Even if everyone in the UK population were genotyped for the rs1042712 SNP, enabling all cases to be compared with all controls, nominally significant evidence that C_rs1042712 is associated (protective) would be observed on >95% of occasions. This bias arises because a disproportionate number of the cases will come from northern (high prevalence) parts of the country, which generally have a lower than average allele frequency for this particular SNP; as a result the estimated allele frequency in cases will tend to be lower (11.3%) than in the general population (11.6%). This illustrates why, even if all cases and all controls from a country are included in an analysis, structure can still generate false-positive associations unless there is compensation for the confounding effects of their unequal distribution. Whether a study that only employs cases and controls from a single Government Office Region would be free from bias cannot be judged from the figures provided in the Table. Given the highly significant difference in both disease and allele frequency between regions, it seems probable that structure will also occur within, although to a lesser extent than between, regions.
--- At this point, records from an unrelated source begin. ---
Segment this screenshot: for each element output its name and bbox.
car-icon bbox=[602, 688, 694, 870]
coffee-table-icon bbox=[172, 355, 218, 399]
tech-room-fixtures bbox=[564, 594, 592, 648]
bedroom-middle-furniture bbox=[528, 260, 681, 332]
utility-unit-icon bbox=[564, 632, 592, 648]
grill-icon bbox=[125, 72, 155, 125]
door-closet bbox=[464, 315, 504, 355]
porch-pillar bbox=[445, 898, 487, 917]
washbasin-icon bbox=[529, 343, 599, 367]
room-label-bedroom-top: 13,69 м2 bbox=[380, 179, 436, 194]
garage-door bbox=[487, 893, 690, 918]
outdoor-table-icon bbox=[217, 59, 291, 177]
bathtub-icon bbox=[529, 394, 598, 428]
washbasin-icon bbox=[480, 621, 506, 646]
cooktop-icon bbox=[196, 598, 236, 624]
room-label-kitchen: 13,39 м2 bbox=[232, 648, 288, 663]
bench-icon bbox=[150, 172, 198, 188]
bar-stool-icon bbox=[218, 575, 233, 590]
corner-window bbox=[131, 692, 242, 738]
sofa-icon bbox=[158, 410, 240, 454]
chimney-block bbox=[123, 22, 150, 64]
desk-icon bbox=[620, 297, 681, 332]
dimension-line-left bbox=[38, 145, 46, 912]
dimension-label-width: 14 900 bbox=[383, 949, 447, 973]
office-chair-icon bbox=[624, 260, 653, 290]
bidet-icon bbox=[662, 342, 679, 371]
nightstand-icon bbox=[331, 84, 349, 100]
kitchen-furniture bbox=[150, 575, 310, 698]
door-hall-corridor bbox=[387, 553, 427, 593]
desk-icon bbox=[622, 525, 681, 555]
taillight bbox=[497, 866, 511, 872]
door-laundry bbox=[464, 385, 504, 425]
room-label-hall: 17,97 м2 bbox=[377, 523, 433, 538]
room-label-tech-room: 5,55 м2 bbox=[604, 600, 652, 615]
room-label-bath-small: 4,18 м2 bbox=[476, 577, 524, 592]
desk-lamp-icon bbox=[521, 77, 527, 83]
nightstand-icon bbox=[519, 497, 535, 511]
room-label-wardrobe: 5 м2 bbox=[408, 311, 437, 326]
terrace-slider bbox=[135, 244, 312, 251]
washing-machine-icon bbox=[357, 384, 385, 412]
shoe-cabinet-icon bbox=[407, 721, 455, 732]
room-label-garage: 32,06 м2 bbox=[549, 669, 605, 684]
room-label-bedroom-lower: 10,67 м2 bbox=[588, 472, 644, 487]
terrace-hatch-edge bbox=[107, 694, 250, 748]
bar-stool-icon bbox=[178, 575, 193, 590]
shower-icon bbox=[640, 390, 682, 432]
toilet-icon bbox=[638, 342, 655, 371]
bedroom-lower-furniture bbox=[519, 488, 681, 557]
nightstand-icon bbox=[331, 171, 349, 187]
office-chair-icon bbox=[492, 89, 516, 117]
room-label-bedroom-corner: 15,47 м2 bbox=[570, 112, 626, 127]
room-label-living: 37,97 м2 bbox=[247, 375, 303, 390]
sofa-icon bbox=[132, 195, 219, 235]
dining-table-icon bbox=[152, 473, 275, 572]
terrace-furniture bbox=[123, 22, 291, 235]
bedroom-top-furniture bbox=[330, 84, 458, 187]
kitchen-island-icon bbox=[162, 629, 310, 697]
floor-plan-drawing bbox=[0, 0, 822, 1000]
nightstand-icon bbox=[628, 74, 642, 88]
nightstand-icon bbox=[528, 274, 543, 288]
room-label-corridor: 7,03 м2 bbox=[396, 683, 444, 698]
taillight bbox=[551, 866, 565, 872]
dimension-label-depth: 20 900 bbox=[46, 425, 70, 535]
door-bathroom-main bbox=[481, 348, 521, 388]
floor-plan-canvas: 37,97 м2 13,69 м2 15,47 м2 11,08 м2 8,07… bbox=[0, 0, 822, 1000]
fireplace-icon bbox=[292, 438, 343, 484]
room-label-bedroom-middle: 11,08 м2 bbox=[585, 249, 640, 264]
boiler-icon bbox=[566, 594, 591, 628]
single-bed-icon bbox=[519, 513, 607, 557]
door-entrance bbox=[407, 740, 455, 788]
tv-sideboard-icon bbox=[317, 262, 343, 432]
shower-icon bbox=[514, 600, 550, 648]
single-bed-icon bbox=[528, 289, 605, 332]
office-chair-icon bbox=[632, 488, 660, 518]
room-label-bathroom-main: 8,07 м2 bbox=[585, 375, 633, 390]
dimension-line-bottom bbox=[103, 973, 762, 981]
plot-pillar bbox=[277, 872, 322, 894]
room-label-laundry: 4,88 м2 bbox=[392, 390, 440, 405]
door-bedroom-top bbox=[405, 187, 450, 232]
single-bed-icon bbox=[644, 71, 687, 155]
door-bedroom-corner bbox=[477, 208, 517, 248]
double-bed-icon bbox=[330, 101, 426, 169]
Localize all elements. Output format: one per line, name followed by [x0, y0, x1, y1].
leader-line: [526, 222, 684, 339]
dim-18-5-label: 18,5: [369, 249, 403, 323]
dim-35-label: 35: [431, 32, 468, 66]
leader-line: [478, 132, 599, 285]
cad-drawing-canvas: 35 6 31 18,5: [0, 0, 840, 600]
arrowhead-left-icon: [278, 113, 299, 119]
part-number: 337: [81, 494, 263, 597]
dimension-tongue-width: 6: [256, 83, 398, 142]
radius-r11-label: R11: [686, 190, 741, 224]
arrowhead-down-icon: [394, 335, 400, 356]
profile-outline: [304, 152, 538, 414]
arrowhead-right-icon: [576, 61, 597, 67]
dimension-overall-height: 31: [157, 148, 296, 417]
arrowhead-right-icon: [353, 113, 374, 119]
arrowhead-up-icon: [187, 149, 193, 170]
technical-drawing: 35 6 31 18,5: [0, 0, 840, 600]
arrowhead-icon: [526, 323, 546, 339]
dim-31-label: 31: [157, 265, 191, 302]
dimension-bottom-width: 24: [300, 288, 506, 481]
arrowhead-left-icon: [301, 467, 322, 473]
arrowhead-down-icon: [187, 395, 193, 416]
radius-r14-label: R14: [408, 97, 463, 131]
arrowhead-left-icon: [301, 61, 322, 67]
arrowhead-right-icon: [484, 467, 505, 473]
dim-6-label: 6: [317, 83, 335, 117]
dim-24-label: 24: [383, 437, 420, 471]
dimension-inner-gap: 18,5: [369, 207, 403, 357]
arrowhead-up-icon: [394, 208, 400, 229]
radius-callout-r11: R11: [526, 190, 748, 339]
Genetic analyses are uniquely well placed with respect to the assessment and compensation of structure. First, although the above analysis has considered matters from a geographical perspective, the primary confounding variable in genetic studies is ancestry, not geography. The probability that individuals carry a particular allele of interest primarily depends upon who their ancestors were and not where they were born or domiciled when recruited to a study. Because ancestry does not change over time, and can be accurately inferred using genetic markers, in principle little if any geographical precision is necessary to assess and correct for structure in allele frequency distribution within a population. Conversely, for social and mobility reasons, there is an inevitable correlation between geography and ancestry, and this relationship means that geography often provides a reasonable, and useful, surrogate for ancestry as illustrated above. Second, because GWASs typically include many thousands of markers that are not associated with the particular disease of interest, these additional neutral data allow researchers both to measure and to compensate for differences in the ancestry of cases and controls. By comparing allele frequency distributions across regions of the United Kingdom, the Wellcome Trust Case Control Consortium established that most common variants show little variation in allele frequency within populations, the rs1042712 SNP from the lactase gene being 1 of only a limited number of exceptions to this rule. Available evidence suggests that this SNP is part of a haplotype that has been subject to considerable selection in the recent past and hence is now highly structured in the population. However, for the vast majority of common variants studied in GWASs, there is only limited structure within and between populations, and this can usually be compensated for using ancestral information from the thousands of unassociated markers that are inevitably typed as part of a GWAS.